El hecho de que las víctimas de los crímenes de la dictadura sigan clamando por justicia en distintos escenarios (en la justicia penal, en la justicia civil, ante tribunales internacionales), que en ocasiones he notado se percibe como su incapacidad de hacer un cierre, es en realidad fruto de nuestra incapacidad como sociedad para brindarles un mínimo de justicia.

En procesos internacionales que no suelen recibir tanta cobertura mediática como aquellos en los que Chile se enfrenta a otro país, el Estado de Chile ha litigado varias veces contra las víctimas de su represión, perdiendo hasta ahora en todos los casos (Almonacid Arellano y otros vs. Chile, García Lucero y otros vs. Chile, Maldonado Vargas y otros vs. Chile, Órdenes Guerra y otros vs. Chile). Está pendiente de resolución Vega González y otros vs. Chile, cuyos alegatos tuvieron lugar en febrero pasado. Mediante las resoluciones en estos procesos se comprueba que, lamentablemente, la deficiente acción del Estado en su conjunto ha producido, a lo largo de los años, nuevas violaciones de derechos.

Al día de hoy, la mayoría de las víctimas de delitos graves (homicidios, secuestros, tormentos) cometidos como parte del ataque contra la población civil, reconocidas en su calidad de tales por el Estado de Chile a partir de los informes de las comisiones Rettig y Valech, no cuentan con una sentencia firme que dé cuenta de una investigación adecuada y establezca las responsabilidades penales del caso. El Estado ha reconocido más de 40.000 víctimas directas de esta clase de delitos, cometidos sistemáticamente: 3.216 personas forzadamente desaparecidas y ejecutadas políticas, y 38.254 personas que fueron sujeto pasivo de tortura y/o prisión política. De esos casos, de acuerdo con el Informe Anual de Derechos Humanos de la UDP en el año 2021, solo en una minoría de casos existía una sentencia penal firme. Se habían concluido con sentencias definitivas procesos penales por un 26,75% de las personas reconocidas actualmente por el Estado como desaparecidas o ejecutadas, mientras que de las personas reconocidas como víctimas de los demás delitos, el porcentaje es dramáticamente menor. Por cierto, en los años transcurridos desde 2021 hubo una serie de nuevas sentencias, pero no alcanzan a revertir el hecho de que la amplia mayoría de los casos no cuentan aún con una sentencia firme.
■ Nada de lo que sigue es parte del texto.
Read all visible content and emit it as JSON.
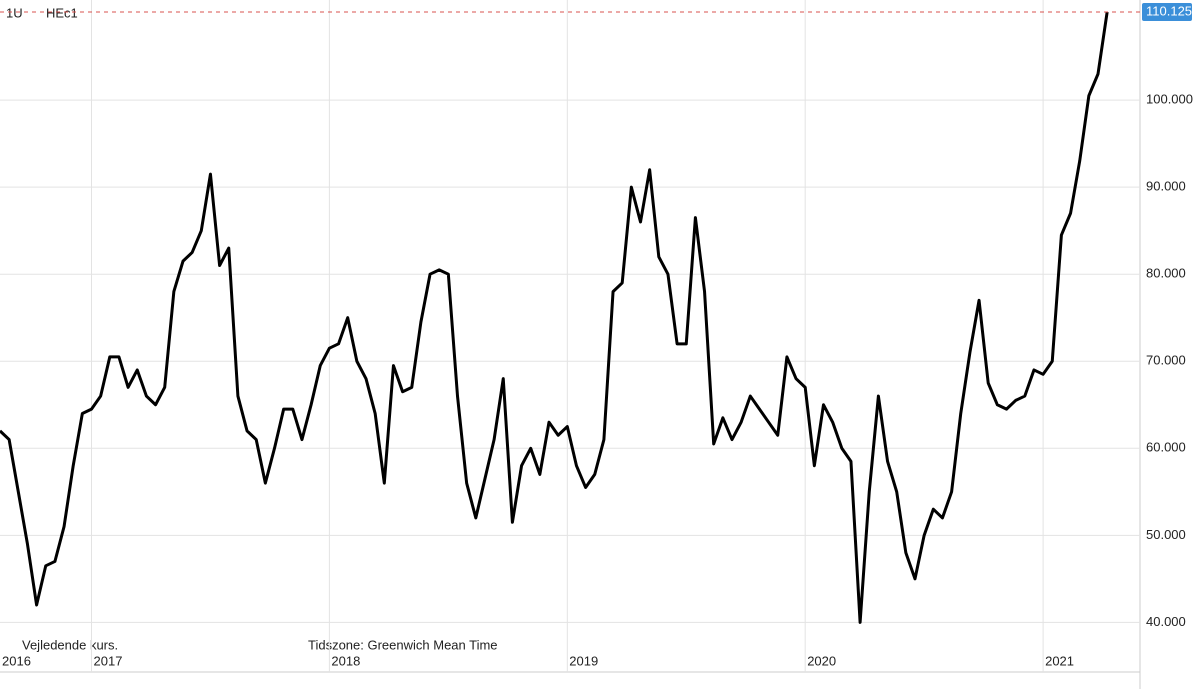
{
  "chart_data": {
    "type": "line",
    "interval": "1U",
    "symbol": "HEc1",
    "footnote": "Vejledende kurs.",
    "timezone_note": "Tidszone: Greenwich Mean Time",
    "last_price_label": "110.125",
    "categories": [
      "2016",
      null,
      null,
      null,
      null,
      null,
      null,
      null,
      null,
      null,
      "2017",
      null,
      null,
      null,
      null,
      null,
      null,
      null,
      null,
      null,
      null,
      null,
      null,
      null,
      null,
      null,
      null,
      null,
      null,
      null,
      null,
      null,
      null,
      null,
      null,
      null,
      "2018",
      null,
      null,
      null,
      null,
      null,
      null,
      null,
      null,
      null,
      null,
      null,
      null,
      null,
      null,
      null,
      null,
      null,
      null,
      null,
      null,
      null,
      null,
      null,
      null,
      null,
      "2019",
      null,
      null,
      null,
      null,
      null,
      null,
      null,
      null,
      null,
      null,
      null,
      null,
      null,
      null,
      null,
      null,
      null,
      null,
      null,
      null,
      null,
      null,
      null,
      null,
      null,
      "2020",
      null,
      null,
      null,
      null,
      null,
      null,
      null,
      null,
      null,
      null,
      null,
      null,
      null,
      null,
      null,
      null,
      null,
      null,
      null,
      null,
      null,
      null,
      null,
      null,
      null,
      "2021",
      null,
      null,
      null,
      null,
      null,
      null,
      null
    ],
    "values": [
      62,
      61,
      55,
      49,
      42,
      46.5,
      47,
      51,
      58,
      64,
      64.5,
      66,
      70.5,
      70.5,
      67,
      69,
      66,
      65,
      67,
      78,
      81.5,
      82.5,
      85,
      91.5,
      81,
      83,
      66,
      62,
      61,
      56,
      60,
      64.5,
      64.5,
      61,
      65,
      69.5,
      71.5,
      72,
      75,
      70,
      68,
      64,
      56,
      69.5,
      66.5,
      67,
      74.5,
      80,
      80.5,
      80,
      66,
      56,
      52,
      56.5,
      61,
      68,
      51.5,
      58,
      60,
      57,
      63,
      61.5,
      62.5,
      58,
      55.5,
      57,
      61,
      78,
      79,
      90,
      86,
      92,
      82,
      80,
      72,
      72,
      86.5,
      78,
      60.5,
      63.5,
      61,
      63,
      66,
      64.5,
      63,
      61.5,
      70.5,
      68,
      67,
      58,
      65,
      63,
      60,
      58.5,
      40,
      55,
      66,
      58.5,
      55,
      48,
      45,
      50,
      53,
      52,
      55,
      64,
      71,
      77,
      67.5,
      65,
      64.5,
      65.5,
      66,
      69,
      68.5,
      70,
      84.5,
      87,
      93,
      100.5,
      103,
      110.125
    ],
    "color": "#000000",
    "ylim": [
      34.3,
      111.5
    ],
    "yticks": [
      {
        "value": 40,
        "label": "40.000"
      },
      {
        "value": 50,
        "label": "50.000"
      },
      {
        "value": 60,
        "label": "60.000"
      },
      {
        "value": 70,
        "label": "70.000"
      },
      {
        "value": 80,
        "label": "80.000"
      },
      {
        "value": 90,
        "label": "90.000"
      },
      {
        "value": 100,
        "label": "100.000"
      }
    ],
    "grid": true
  }
}
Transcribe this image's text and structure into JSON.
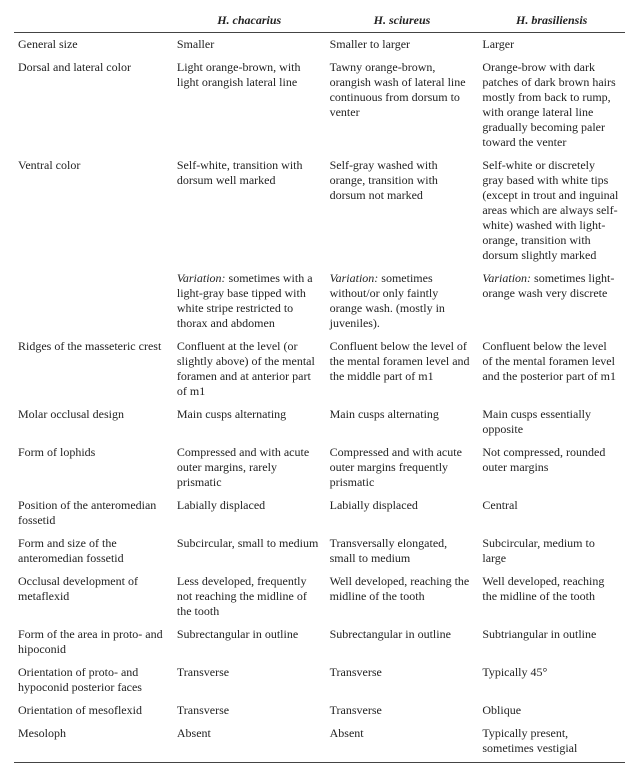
{
  "header": {
    "blank": "",
    "species": [
      "H. chacarius",
      "H. sciureus",
      "H. brasiliensis"
    ]
  },
  "variation_prefix": "Variation:",
  "rows": [
    {
      "label": "General size",
      "c1": "Smaller",
      "c2": "Smaller to larger",
      "c3": "Larger"
    },
    {
      "label": "Dorsal and lateral color",
      "c1": "Light orange-brown, with light orangish lateral line",
      "c2": "Tawny orange-brown, orangish wash of lateral line continuous from dorsum to venter",
      "c3": "Orange-brow with dark patches of dark brown hairs mostly from back to rump, with orange lateral line gradually becoming paler toward the venter"
    },
    {
      "label": "Ventral color",
      "c1": "Self-white, transition with dorsum well marked",
      "c2": "Self-gray washed with orange, transition with dorsum not marked",
      "c3": "Self-white or discretely gray based with white tips (except in trout and inguinal areas which are always self-white) washed with light-orange, transition with dorsum slightly marked",
      "variation": {
        "c1": " sometimes with a light-gray base tipped with white stripe restricted to thorax and abdomen",
        "c2": " sometimes without/or only faintly orange wash. (mostly in juveniles).",
        "c3": " sometimes light-orange wash very discrete"
      }
    },
    {
      "label": "Ridges of the masseteric crest",
      "c1": "Confluent at the level (or slightly above) of the mental foramen and at anterior part of m1",
      "c2": "Confluent below the level of the mental foramen level and the middle part of m1",
      "c3": "Confluent below the level of the mental foramen level and the posterior part of m1"
    },
    {
      "label": "Molar occlusal design",
      "c1": "Main cusps alternating",
      "c2": "Main cusps alternating",
      "c3": "Main cusps essentially opposite"
    },
    {
      "label": "Form of lophids",
      "c1": "Compressed and with acute outer margins, rarely prismatic",
      "c2": "Compressed and with acute outer margins frequently prismatic",
      "c3": "Not compressed, rounded outer margins"
    },
    {
      "label": "Position of the anteromedian fossetid",
      "c1": "Labially displaced",
      "c2": "Labially displaced",
      "c3": "Central"
    },
    {
      "label": "Form and size of the anteromedian fossetid",
      "c1": "Subcircular, small to medium",
      "c2": "Transversally elongated, small to medium",
      "c3": "Subcircular, medium to large"
    },
    {
      "label": "Occlusal development of metaflexid",
      "c1": "Less developed, frequently not reaching the midline of the tooth",
      "c2": "Well developed, reaching the midline of the tooth",
      "c3": "Well developed, reaching the midline of the tooth"
    },
    {
      "label": "Form of the area in proto- and hipoconid",
      "c1": "Subrectangular in outline",
      "c2": "Subrectangular in outline",
      "c3": "Subtriangular in outline"
    },
    {
      "label": "Orientation of proto- and hypoconid posterior faces",
      "c1": "Transverse",
      "c2": "Transverse",
      "c3": "Typically 45°"
    },
    {
      "label": "Orientation of mesoflexid",
      "c1": "Transverse",
      "c2": "Transverse",
      "c3": "Oblique"
    },
    {
      "label": "Mesoloph",
      "c1": "Absent",
      "c2": "Absent",
      "c3": "Typically present, sometimes vestigial"
    }
  ]
}
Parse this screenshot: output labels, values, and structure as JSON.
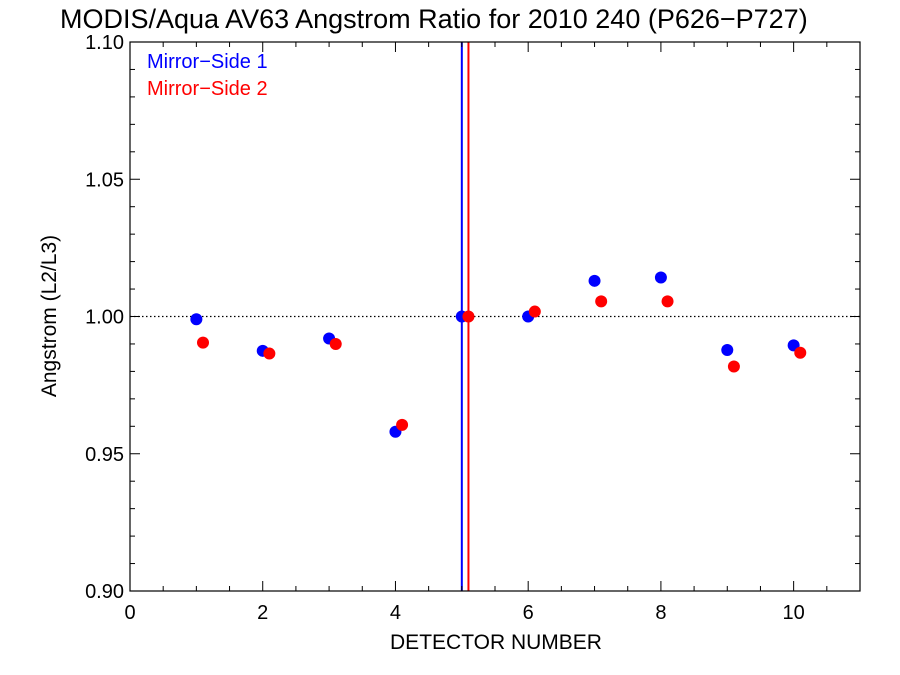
{
  "chart_data": {
    "type": "scatter",
    "title": "MODIS/Aqua AV63 Angstrom Ratio for 2010 240 (P626−P727)",
    "xlabel": "DETECTOR NUMBER",
    "ylabel": "Angstrom (L2/L3)",
    "xlim": [
      0,
      11
    ],
    "ylim": [
      0.9,
      1.1
    ],
    "x_ticks": [
      0,
      2,
      4,
      6,
      8,
      10
    ],
    "x_tick_labels": [
      "0",
      "2",
      "4",
      "6",
      "8",
      "10"
    ],
    "y_ticks": [
      0.9,
      0.95,
      1.0,
      1.05,
      1.1
    ],
    "y_tick_labels": [
      "0.90",
      "0.95",
      "1.00",
      "1.05",
      "1.10"
    ],
    "reference_line_y": 1.0,
    "legend_position": "top-left",
    "series": [
      {
        "name": "Mirror−Side 1",
        "color": "#0000ff",
        "x": [
          1,
          2,
          3,
          4,
          5,
          6,
          7,
          8,
          9,
          10
        ],
        "y": [
          0.999,
          0.9875,
          0.992,
          0.958,
          1.0,
          1.0,
          1.013,
          1.0142,
          0.9878,
          0.9895
        ],
        "marker_line_x": 5.0
      },
      {
        "name": "Mirror−Side 2",
        "color": "#ff0000",
        "x": [
          1.1,
          2.1,
          3.1,
          4.1,
          5.1,
          6.1,
          7.1,
          8.1,
          9.1,
          10.1
        ],
        "y": [
          0.9905,
          0.9865,
          0.99,
          0.9605,
          1.0,
          1.0018,
          1.0055,
          1.0055,
          0.9818,
          0.9868
        ],
        "marker_line_x": 5.1
      }
    ]
  }
}
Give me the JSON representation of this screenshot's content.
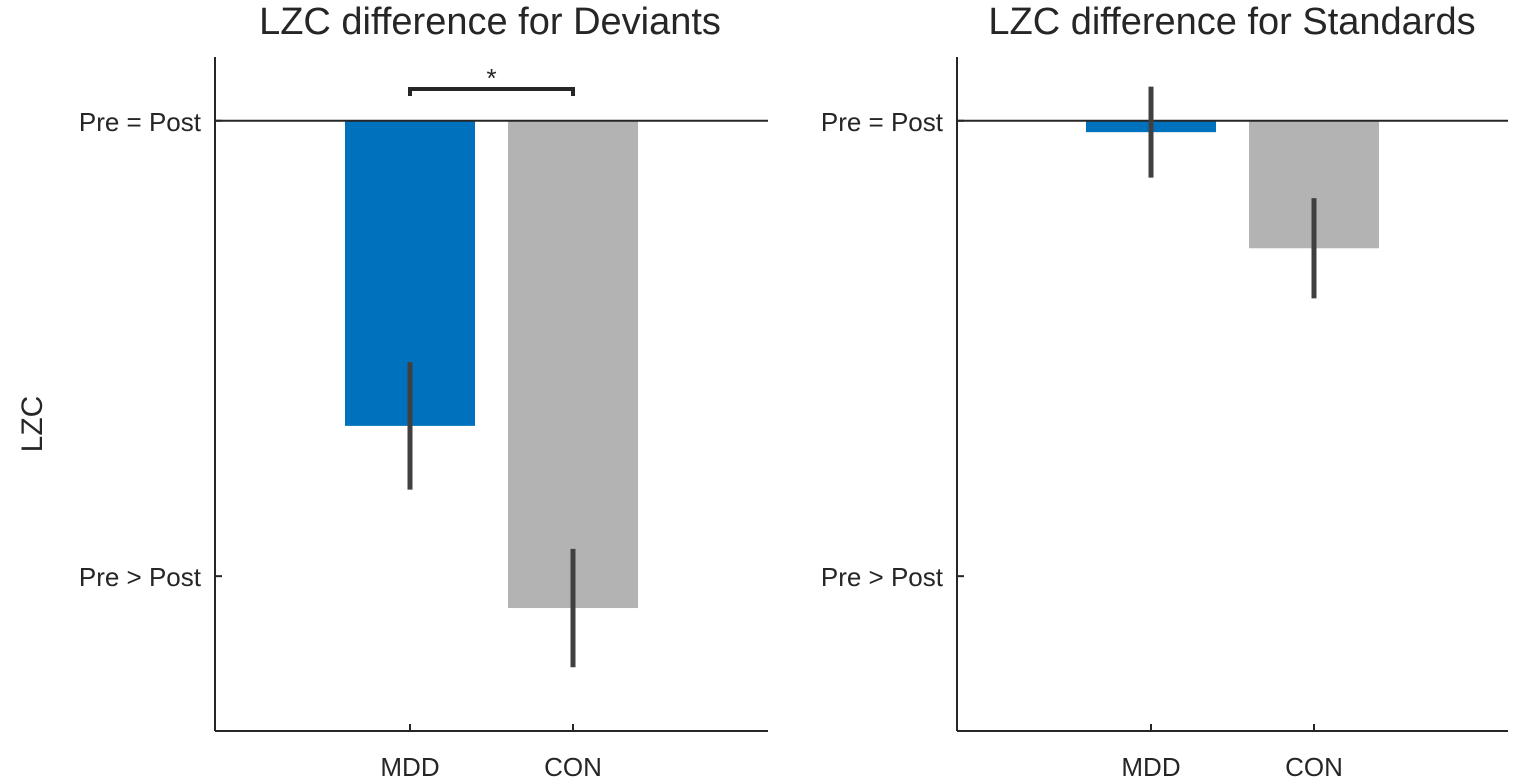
{
  "chart_data": [
    {
      "type": "bar",
      "title": "LZC difference for Deviants",
      "ylabel": "LZC",
      "xlabel": "",
      "categories": [
        "MDD",
        "CON"
      ],
      "values": [
        -0.67,
        -1.07
      ],
      "errors": [
        0.14,
        0.13
      ],
      "colors": [
        "#0072BD",
        "#B3B3B3"
      ],
      "ylim": [
        -1.34,
        0.14
      ],
      "yticks": [
        {
          "value": 0,
          "label": "Pre = Post"
        },
        {
          "value": -1,
          "label": "Pre > Post"
        }
      ],
      "significance": {
        "between": [
          "MDD",
          "CON"
        ],
        "label": "*"
      }
    },
    {
      "type": "bar",
      "title": "LZC difference for Standards",
      "ylabel": "",
      "xlabel": "",
      "categories": [
        "MDD",
        "CON"
      ],
      "values": [
        -0.025,
        -0.28
      ],
      "errors": [
        0.1,
        0.11
      ],
      "colors": [
        "#0072BD",
        "#B3B3B3"
      ],
      "ylim": [
        -1.34,
        0.14
      ],
      "yticks": [
        {
          "value": 0,
          "label": "Pre = Post"
        },
        {
          "value": -1,
          "label": "Pre > Post"
        }
      ],
      "significance": null
    }
  ]
}
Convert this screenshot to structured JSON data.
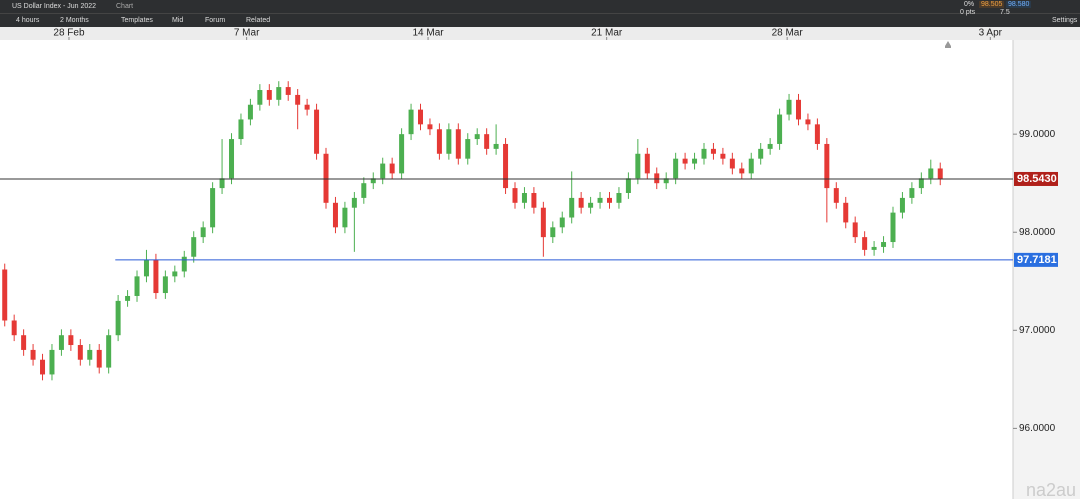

¿Por qué el Estado, en 30 años, no ha encontrado los recursos suficientes para completar la investigación exhaustiva, al menos en los casos de las víctimas que ha reconocido? Claramente, hemos tenido otras prioridades. Se ha recordado a las víctimas en ocasiones puntuales, pero no solo no hemos priorizado la justicia, sino que tampoco valoramos adecuadamente el valioso aporte que su incansable labor ha logrado para nuestra sociedad: dar testimonio de que es posible buscar respuestas civilizadas ante el horror.

En tiempos de campante punitivismo y populismo —también en lo penal—, las víctimas de estos delitos, los más graves que conoce el ordenamiento jurídico nacional e internacional, solo han buscado que el Estado declare la responsabilidad penal de quienes corresponda y que aplique penas acordes a la gravedad del delito, de acuerdo a lo previsto en el derecho penal patrio vigente a la época de los hechos.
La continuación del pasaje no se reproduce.